固めた毛布に寝転がるガルア。地面の冷たさが感じられることもないほどに毛布が固まっているのは、ガルアのこの路地裏においての権力とも言えるものを表していた。
「ふぅ……何とかもっと楽に稼げる方法は無いのか……。」
星あかりのみが辺りを照らす。
試行錯誤とともにガルアは眠りに落ちた。
「ガルアさーん!起きてくださーい!ガルアさーん!」
まだ幼い声が、朝日が差し込む路地裏に響く。
「……ったく……うるせぇな……」
「ほらガルアさん!起きてくださいよ〜!」
声に不機嫌丸出しのガルアを気に留めることもなく、幼い声がガルアを起こす。
「ガルアさーん、起きてくださいよー!」
「全く……わかったわかった起きるから少し黙ってろ」
「あっ!やっと起きる気になってくれましたか!」
喜びの色を隠さない幼い声がガルアに呼びかける。
「いやー、ガルアさんはほんと朝に弱いですよね〜。お陰で僕も毎朝起こすのが大変ですよ〜」
「……おいティル」
「はい?なんでしょうガルアさん?」
「言った意味が分からねぇか?俺は黙れって言ったんだ。朝っぱらからテメェの声聞いてたら耳が壊れるぞ」
「えー!酷いなガルアさん!僕はガルアさんを起こそうとおも……」
「分かったから黙れ」
不機嫌丸出しなガルアの言葉を、あまり気に留めることなく受け流すティル。
「はーい。ちぇっ、ざんねーん。」
「カワイコぶっても何もしねぇぞ。」
「で、何の用だ?ティル」
眠りから目覚めたガルアが、朝っぱらからたたき起こしたティルに尋ねる。
「あっ、そういえばガルアさんに伝えておくことがあったんだった〜」
「おい、その様子だと今それを思い出したみたいだが……」
「ええ、今まさに思い出しました!」
「……じゃあ何でお前は俺を起こしに来たんだよ……」
「それは習慣ってヤツですよ!」
ガルアの問いに、ごく当たり前のように答えるティル。
「……ハァ、もういいよ習慣で……」
習慣などという言葉で片付けて欲しくない被害者も、話の先を知るために渋々受け入れる。

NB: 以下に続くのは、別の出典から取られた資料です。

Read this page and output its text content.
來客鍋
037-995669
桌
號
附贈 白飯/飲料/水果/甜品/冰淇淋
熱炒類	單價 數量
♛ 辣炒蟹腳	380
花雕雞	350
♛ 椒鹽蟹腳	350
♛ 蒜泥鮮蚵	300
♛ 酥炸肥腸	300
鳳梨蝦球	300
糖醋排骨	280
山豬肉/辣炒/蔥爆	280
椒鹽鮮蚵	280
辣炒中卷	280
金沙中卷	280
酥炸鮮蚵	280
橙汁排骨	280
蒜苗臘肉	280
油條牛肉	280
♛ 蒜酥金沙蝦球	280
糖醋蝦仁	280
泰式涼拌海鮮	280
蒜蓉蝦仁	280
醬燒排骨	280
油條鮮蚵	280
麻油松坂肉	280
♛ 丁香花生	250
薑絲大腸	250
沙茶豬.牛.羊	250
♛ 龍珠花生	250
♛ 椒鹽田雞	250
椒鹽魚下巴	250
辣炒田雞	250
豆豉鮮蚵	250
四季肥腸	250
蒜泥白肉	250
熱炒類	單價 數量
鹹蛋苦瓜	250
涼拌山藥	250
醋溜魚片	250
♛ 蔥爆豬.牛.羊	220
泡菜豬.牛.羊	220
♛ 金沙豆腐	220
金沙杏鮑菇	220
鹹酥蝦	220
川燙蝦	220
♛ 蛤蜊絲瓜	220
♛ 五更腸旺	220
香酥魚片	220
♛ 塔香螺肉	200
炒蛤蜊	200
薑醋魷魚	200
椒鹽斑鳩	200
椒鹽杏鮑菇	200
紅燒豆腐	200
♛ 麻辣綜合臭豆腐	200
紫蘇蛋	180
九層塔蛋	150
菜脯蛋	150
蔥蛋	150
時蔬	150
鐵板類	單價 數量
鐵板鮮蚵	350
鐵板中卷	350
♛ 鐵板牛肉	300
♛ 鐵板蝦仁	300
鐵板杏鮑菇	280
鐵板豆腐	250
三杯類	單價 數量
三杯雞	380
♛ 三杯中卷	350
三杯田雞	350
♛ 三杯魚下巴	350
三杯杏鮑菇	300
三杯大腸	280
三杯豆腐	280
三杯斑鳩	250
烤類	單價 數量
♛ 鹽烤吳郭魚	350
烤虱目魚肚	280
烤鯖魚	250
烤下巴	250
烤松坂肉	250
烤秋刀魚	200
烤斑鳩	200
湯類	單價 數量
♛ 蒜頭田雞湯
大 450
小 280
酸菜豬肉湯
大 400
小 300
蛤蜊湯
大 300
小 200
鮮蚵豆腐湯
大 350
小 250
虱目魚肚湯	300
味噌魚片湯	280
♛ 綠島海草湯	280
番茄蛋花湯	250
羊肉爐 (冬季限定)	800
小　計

「それでですね!ガルアさんに伝えたかったことはですね!」
今までより力を込めて話すティル。
「なんだ?ずいぶん本気だな」
今までふざけた内容しか話してなかっただけに、ガルアの興味は話に注がれる。
「ふっふっふ、知りたいですか?ガルアさん?」
「いや聞かなくていいからさっさと帰れよ」
無駄に溜めるティルに乗ることも無く、飽きたのだろう、帰りを促すガルア。
「ちょっとちょっと!聞いて下さいよガルアさん!」
慌てて答えるティル。
「テメェがめんどくさい話し方するからだろう」
「分かりました、話しますよぉ〜」
興味が削がれているガルアを呼び止めるティル。ティルとしてもガルアには伝えておきたい内容だ。